Get Ready for Health Care Insurance to Turn Upside Down

Expecting the end of any industry as we have known it is always a chancy call. People still occasionally mock high tech’s 1990s insistence that the nature of business would be altogether different. Instead, the companies that crowed the loudest were typically the ones that went out of business.

Experienced and skilled management will be necessary to develop the new strategies and practices necessary to keep competitive.

But if you’ve been working for an MBA in health care, be prepared for some big changes in the near future. The combination of the Affordable Care Act, economic realities, competition, technology, and emerging alternatives to traditional care delivery models has the possibility of drastically changing the way the entire industry works.

For example, Ezekiel Emanuel, author of Reinventing American Health Care: How the Affordable Care Act will Improve our Terribly Complex, Blatantly Unjust, Outrageously Expensive, Grossly Inefficient, Error Prone System, argues that insurance companies as we know them could disappear.

It would be a shock for everyone from politicians and employers to consumers and health care deliverers. Insurance companies have become everyone’s favorite whipping post. But, that won’t last long, according to Emanuel. They will still be here over the next few years, he argues, but creation of the insurance exchanges has changed the viability of their business model.

The accountable care organizations (ACOs) (which I discuss in Chapter 8 of my new book) and hospital systems will begin competing directly in the exchanges and for exclusive contracts with employers. These new organizations are delivery systems with networks of physicians and hospitals that provide comprehensive care.

With continued consolidation not only among hospitals, but among doctors as they affiliate with extended practices, the advantages insurance companies have had in building networks is rapidly vanishing. The care givers themselves will create their own networks. At that point, even if they continue to do business with insurance companies that have to take their operational costs and profits out of fees, they will also become competitors.

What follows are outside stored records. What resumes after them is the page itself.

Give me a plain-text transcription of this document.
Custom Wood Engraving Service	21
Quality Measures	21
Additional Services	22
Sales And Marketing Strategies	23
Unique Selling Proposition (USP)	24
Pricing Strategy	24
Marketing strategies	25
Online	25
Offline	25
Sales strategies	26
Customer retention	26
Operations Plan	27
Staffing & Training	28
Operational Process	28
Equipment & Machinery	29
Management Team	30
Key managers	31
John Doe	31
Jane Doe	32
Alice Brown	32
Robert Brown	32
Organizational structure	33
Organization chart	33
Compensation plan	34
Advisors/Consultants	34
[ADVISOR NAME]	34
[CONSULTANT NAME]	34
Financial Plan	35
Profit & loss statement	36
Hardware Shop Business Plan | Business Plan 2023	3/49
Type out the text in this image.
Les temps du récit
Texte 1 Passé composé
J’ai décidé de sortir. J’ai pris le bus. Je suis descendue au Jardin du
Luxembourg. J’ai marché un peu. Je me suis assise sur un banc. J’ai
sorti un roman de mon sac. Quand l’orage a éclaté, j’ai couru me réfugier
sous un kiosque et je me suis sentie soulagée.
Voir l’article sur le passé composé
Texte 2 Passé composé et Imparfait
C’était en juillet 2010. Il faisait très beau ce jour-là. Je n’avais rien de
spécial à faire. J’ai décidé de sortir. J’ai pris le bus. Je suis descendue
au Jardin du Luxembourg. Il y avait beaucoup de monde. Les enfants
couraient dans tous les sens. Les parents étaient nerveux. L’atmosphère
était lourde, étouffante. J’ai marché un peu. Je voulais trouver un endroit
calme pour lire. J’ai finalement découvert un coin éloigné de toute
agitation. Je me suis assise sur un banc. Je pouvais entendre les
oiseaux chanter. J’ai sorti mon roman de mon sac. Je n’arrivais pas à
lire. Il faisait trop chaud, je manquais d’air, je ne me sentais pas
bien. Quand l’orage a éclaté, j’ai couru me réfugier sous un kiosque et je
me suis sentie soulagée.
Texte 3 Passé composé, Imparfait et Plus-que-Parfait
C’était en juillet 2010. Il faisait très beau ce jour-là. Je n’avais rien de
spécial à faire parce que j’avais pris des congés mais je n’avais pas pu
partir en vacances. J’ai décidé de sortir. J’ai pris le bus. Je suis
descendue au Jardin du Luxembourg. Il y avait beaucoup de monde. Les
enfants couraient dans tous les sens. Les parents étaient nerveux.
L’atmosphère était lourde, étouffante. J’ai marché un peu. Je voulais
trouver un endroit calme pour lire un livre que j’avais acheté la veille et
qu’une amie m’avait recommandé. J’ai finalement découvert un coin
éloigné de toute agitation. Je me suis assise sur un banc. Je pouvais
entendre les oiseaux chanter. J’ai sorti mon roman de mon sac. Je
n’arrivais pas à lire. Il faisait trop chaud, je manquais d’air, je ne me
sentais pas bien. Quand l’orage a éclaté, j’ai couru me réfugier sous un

Not only will the new networks be able to register with health care exchanges, but they could then direct approach employers and offer a more cost effective alternative. They will have cut out the middleman and won’t need to add in an effective 15 percent or 20 percent surcharge to offset insurance overhead. The trend is already obvious, as institutions like the Cleveland Clinic work to obtain direct business and bypass insurance companies.

However, as Emanuel points out, there is an obvious skill these new organizations lack: the practice of risk management. Using actuarial data to predict needs, expenses, and, ultimately, what they must charge to remain in business.

Care provider networks will need to become their own fiscal watchdogs, recognizing the limits of what they can charge. That will drive a premium for responsible management up and down the line, including in areas like capital planning. Hospitals, clinics, and affiliated practices may find that they can’t afford the new wing or the latest gadgets, no matter how much money they can raise. Customers, including big businesses, will become irate if they perceive waste.

It will be a challenging world. Experienced and skilled management will be necessary to develop the new strategies and practices necessary to keep competitive.